Marijuana policy reformers point to New Jersey’s failures as a cautionary tale, especially when discussing other states with similarly restrictive policies. The law permits patients from cultivating marijuana at home, lists only nine qualifying conditions for patients and has stifled doctor participation with licensing regulations. With patient costs reaching $500 per ounce of marijuana, New Jersey’s weed is the most expensive in the country, and largely cannot compete with the cheaper black market.
New Hampshire
In 2013, New Hampshire passed legislation allowing just four state-licensed dispensaries to treat patients suffering from only five qualifying medical conditions.
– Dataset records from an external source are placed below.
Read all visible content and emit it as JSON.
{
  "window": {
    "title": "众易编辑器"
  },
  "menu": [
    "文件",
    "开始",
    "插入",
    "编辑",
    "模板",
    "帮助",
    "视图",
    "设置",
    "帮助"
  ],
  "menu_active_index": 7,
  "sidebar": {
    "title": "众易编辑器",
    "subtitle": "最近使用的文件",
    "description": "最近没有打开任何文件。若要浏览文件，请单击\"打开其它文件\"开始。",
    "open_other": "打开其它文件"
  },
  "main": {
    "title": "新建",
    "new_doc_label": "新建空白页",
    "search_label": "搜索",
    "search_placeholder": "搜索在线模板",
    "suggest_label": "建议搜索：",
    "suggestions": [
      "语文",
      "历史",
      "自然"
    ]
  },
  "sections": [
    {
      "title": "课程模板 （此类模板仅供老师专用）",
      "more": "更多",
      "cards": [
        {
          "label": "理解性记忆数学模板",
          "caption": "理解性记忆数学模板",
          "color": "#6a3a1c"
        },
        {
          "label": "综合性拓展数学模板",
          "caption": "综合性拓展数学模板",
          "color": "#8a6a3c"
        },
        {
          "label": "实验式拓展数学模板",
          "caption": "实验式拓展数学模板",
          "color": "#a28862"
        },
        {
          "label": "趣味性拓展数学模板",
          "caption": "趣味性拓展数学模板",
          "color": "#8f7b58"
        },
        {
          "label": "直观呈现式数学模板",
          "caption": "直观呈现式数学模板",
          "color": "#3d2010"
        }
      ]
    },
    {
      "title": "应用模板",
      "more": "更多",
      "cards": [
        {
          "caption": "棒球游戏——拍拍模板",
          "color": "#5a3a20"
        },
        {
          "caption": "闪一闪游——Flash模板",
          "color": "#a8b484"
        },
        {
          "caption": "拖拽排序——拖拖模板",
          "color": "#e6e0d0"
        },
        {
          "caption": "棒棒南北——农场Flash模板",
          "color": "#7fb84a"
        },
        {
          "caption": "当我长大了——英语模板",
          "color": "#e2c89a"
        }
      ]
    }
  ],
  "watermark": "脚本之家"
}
The law mandated that the state Department of Health and Human Services approve at least two dispensaries by the end of January 2015. So far it has approved zero. Without legal home grows or a process to even apply for a medical marijuana card, New Hampshire residents who would be covered under the law have no protection from prosecution. Dispensaries are not expected to open until January of 2016; qualifying patients will be able to register for the program a few months before they open shop.
Texas
Last week, Gov. Greg Abbott signed a bill legalizing treatment of severe forms of epilepsy with cannabis oils low in etrahydrocannabinol (THC) and high in cannabidiol (CBD), a non-psychoactive component of marijuana. To qualify, patients must have unsuccessfully experimented with two traditional epilepsy medications, and secured the approval of two doctors.
Texas joins more than a dozen states that, since early 2014, have passed legislation legalizing marijuana with high CBD levels and low or no THC levels for the treatment of devastating seizure disorders. This form of marijuana legalization is rarely functional, often because states fail to build the regulations to provide the medicine, or because they rely on federal permission they will not receive while marijuana is classified as a Schedule I drug.
There are also a handful of states, like Louisiana, that have had unworkable “marijuana legalization” on the books since the 1980s. These states, along with ones like Texas that have CBD-focused laws, are uncounted in the generally accepted “23 and DC” tally of U.S. municipalities that have legalized medical marijuana.
All these states demonstrate that, as momentum builds for the increasingly popular yet still relatively new policy reform that is medical marijuana legislation, a variety of factors – from lack of experience to political resistance to logistical failures – leave reality lagging behind the law.